Denken Sie daran: Wölfe müssen wie alle Wildtiere, die in Kultur­landschaften leben, damit umgehen, dass es überall in ihrem Lebensraum menschliche Siedlungen gibt. Es bleibt daher nicht aus, dass sie an diesen ­vorbei- oder – bei Streusiedlungen – auch gelegentlich hindurchlaufen. Das kommt aufgrund der überwiegenden Nacht- und Dämmerungsaktivität der Wölfe vor allem im Schutze der Dunkel­heit vor.

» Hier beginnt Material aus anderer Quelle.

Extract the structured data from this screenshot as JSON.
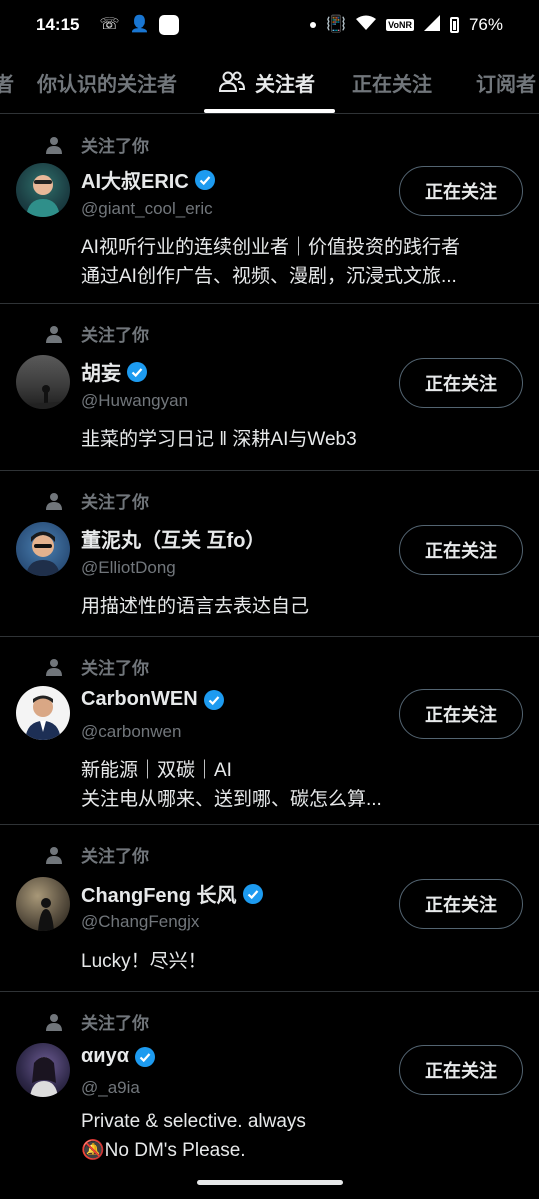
{
  "status_bar": {
    "time": "14:15",
    "battery": "76%",
    "network_badge": "VoNR"
  },
  "tabs": [
    {
      "label": "者"
    },
    {
      "label": "你认识的关注者"
    },
    {
      "label": "关注者"
    },
    {
      "label": "正在关注"
    },
    {
      "label": "订阅者"
    }
  ],
  "follows_you_label": "关注了你",
  "follow_button_label": "正在关注",
  "users": [
    {
      "name": "AI大叔ERIC",
      "handle": "@giant_cool_eric",
      "verified": true,
      "bio": [
        "AI视听行业的连续创业者｜价值投资的践行者",
        "通过AI创作广告、视频、漫剧，沉浸式文旅..."
      ]
    },
    {
      "name": "胡妄",
      "handle": "@Huwangyan",
      "verified": true,
      "bio": [
        "韭菜的学习日记 ‖ 深耕AI与Web3"
      ]
    },
    {
      "name": "董泥丸（互关 互fo）",
      "handle": "@ElliotDong",
      "verified": false,
      "bio": [
        "用描述性的语言去表达自己"
      ]
    },
    {
      "name": "CarbonWEN",
      "handle": "@carbonwen",
      "verified": true,
      "bio": [
        "新能源｜双碳｜AI",
        "关注电从哪来、送到哪、碳怎么算..."
      ]
    },
    {
      "name": "ChangFeng 长风",
      "handle": "@ChangFengjx",
      "verified": true,
      "bio": [
        "Lucky！尽兴！"
      ]
    },
    {
      "name": "αиуα",
      "handle": "@_a9ia",
      "verified": true,
      "bio": [
        "Private & selective. always",
        "🔕No DM's Please."
      ]
    }
  ],
  "colors": {
    "background": "#000000",
    "verified": "#1d9bf0",
    "muted": "#71767b",
    "divider": "#2f3336"
  }
}
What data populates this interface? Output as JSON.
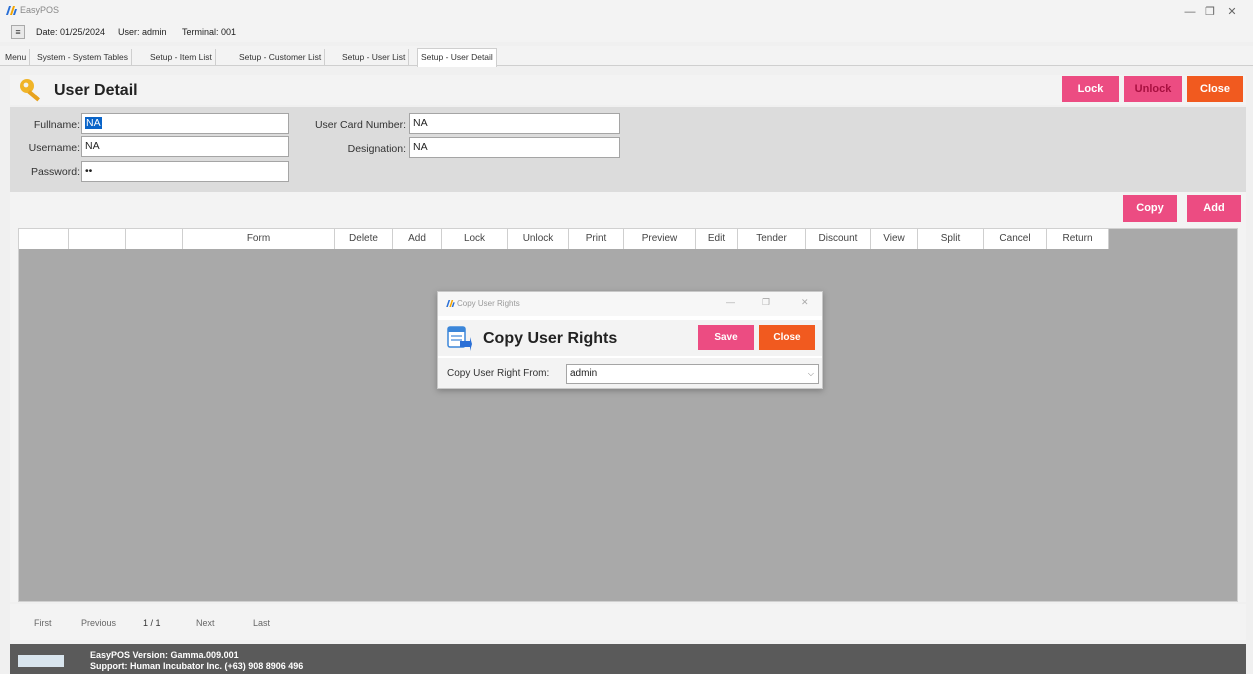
{
  "window": {
    "app_title": "EasyPOS",
    "minimize_glyph": "—",
    "restore_glyph": "❐",
    "close_glyph": "✕"
  },
  "infobar": {
    "menu_glyph": "≡",
    "date": "Date: 01/25/2024",
    "user": "User: admin",
    "terminal": "Terminal: 001"
  },
  "tabs": [
    {
      "label": "Menu"
    },
    {
      "label": "System - System Tables"
    },
    {
      "label": "Setup - Item List"
    },
    {
      "label": "Setup - Customer List"
    },
    {
      "label": "Setup - User List"
    },
    {
      "label": "Setup - User Detail"
    }
  ],
  "header": {
    "title": "User Detail",
    "lock_label": "Lock",
    "unlock_label": "Unlock",
    "close_label": "Close"
  },
  "form": {
    "fullname_label": "Fullname:",
    "fullname_value": "NA",
    "username_label": "Username:",
    "username_value": "NA",
    "password_label": "Password:",
    "password_value": "••",
    "card_label": "User Card Number:",
    "card_value": "NA",
    "designation_label": "Designation:",
    "designation_value": "NA"
  },
  "grid": {
    "copy_label": "Copy",
    "add_label": "Add",
    "columns": [
      "",
      "",
      "",
      "Form",
      "Delete",
      "Add",
      "Lock",
      "Unlock",
      "Print",
      "Preview",
      "Edit",
      "Tender",
      "Discount",
      "View",
      "Split",
      "Cancel",
      "Return"
    ]
  },
  "pager": {
    "first": "First",
    "previous": "Previous",
    "page": "1 / 1",
    "next": "Next",
    "last": "Last"
  },
  "footer": {
    "version": "EasyPOS Version: Gamma.009.001",
    "support": "Support: Human Incubator Inc. (+63) 908 8906 496"
  },
  "modal": {
    "window_title": "Copy User Rights",
    "heading": "Copy User Rights",
    "save_label": "Save",
    "close_label": "Close",
    "field_label": "Copy User Right From:",
    "field_value": "admin"
  },
  "colors": {
    "pink": "#ec4c82",
    "dark_pink": "#c8175e",
    "orange": "#f15a1f",
    "footer": "#5a5a5a",
    "grid_bg": "#a9a9a9"
  }
}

Bereits hinreichend nachgewiesen ist, dass Wölfe üblicherweise selbst in dünn besiedelten Gebieten oder in Nationalparks teilweise ihre natürliche Scheu vor dem Menschen nicht verlieren. Allein Jungwölfe sind zum Teil von ihrer jugendlichen Neugier getrieben und verhalten sich aufgeschlossener als adulte Wölfe. Um dies auch weiterhin gewährleisten zu können, sollten wild lebende Wölfe nicht positiv vom ­Menschen konditioniert werden, wie etwa durch Fütterung.

Begegnung

Wie aber soll sich der Mensch bei einer Begegnung mit einem Wolf verhalten? Bleiben Sie ruhig und halten Sie Abstand zum Wolf. Sollte ein Ausweichen nicht möglich sein, machen Sie sich ­bemerkbar: Klatschen Sie in die Hände und sprechen Sie laut – nötigenfalls mit Ihrem Hund! Hauptsache, der Wolf hat die Möglichkeit, Sie recht­zeitig zu bemerken und auszuweichen. Keinesfalls sollten Sie laufen! Denn, das Laufen zum oder vom Wolf weg könnte beim Wolf ein gefährliches ­Verfolgungsverhalten provozieren.